In the early 1980s, Tri-County’s board of directors persuaded the court to give the facility all the county’s traffic-school business, court officials said, by touting the school’s educational programs and saying that the school would turn over most of its profits to traffic-safety programs.
Even in 1986, when state law mandated each Municipal Court to open traffic classes to all licensed schools, Ventura County kept its agreement with Tri-County, in part because of the school’s promise to donate its profits, said Municipal Court Presiding Judge John R. Smiley.
But during an evaluation of Tri-County’s financial records in May, judges discovered that the school’s board of directors was apparently keeping most of the profits, court officials said.

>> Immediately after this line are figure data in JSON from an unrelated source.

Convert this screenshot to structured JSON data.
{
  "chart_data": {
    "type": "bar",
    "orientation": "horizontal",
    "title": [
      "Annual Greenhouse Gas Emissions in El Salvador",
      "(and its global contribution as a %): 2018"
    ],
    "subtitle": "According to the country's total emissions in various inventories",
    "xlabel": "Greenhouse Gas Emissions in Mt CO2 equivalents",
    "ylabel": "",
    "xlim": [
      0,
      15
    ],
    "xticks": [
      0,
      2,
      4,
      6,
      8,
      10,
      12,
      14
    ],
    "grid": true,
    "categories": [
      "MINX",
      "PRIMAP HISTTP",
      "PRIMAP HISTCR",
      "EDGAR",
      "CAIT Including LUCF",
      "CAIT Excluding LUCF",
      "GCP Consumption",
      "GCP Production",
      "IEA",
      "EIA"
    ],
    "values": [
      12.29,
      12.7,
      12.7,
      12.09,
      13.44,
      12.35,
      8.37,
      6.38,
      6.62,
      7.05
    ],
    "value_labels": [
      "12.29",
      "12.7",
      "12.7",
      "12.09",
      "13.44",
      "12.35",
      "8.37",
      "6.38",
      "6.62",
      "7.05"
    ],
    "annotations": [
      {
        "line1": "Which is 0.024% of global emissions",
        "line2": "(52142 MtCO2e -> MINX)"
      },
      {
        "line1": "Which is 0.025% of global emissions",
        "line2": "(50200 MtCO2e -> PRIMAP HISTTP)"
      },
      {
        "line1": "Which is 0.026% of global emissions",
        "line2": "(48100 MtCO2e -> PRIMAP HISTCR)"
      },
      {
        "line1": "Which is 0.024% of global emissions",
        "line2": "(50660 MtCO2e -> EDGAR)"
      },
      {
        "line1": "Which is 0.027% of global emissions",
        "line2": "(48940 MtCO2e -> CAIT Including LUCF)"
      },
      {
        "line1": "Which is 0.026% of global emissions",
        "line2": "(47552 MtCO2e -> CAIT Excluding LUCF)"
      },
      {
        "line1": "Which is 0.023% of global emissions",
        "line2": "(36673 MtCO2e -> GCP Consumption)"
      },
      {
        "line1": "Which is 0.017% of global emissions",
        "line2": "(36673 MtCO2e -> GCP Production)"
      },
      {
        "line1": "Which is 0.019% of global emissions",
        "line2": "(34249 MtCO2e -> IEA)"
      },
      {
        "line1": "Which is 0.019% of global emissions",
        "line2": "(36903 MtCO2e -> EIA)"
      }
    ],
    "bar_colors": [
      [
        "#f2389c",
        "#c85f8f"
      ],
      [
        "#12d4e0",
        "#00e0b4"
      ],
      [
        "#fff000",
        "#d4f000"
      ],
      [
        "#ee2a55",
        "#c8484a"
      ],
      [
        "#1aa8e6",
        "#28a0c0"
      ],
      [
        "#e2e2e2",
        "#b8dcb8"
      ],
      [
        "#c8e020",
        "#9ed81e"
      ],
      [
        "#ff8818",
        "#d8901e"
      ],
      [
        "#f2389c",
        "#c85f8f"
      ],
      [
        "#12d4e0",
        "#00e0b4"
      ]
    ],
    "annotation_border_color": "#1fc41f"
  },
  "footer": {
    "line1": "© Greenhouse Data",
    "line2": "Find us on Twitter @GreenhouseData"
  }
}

“It came to our attention that Tri-County was not paying as much as they have over the years to traffic safety programs,” Smiley said.
As a result, the judges have decided to allow other traffic schools in the county to compete for the court’s business, he said. The only stipulation is that the school must be licensed by the Department of Motor Vehicles, Smiley said.
None of Tri-County’s five board members could be reached for comment late Monday afternoon. A manager at one of Tri-County’s competitors said the judges’ decision might lower the price of traffic schools in the county.
Tri-County charges $36 for the required eight-hour course. Some other traffic schools, such as A-1 The Saturday Class, charge less. Linda Gregory, an A-1 manager, said the price at her school is $28 for an eight-hour course.
“It will be a great thing,” Gregory said. “It will allow the students to go to any school they choose. Financially, it will allow them to save money because we are a little bit cheaper.”
Right now, she said, A-1 can barely find enough students to fill one class in Ventura County, but she hopes that will change with the decision announced Monday.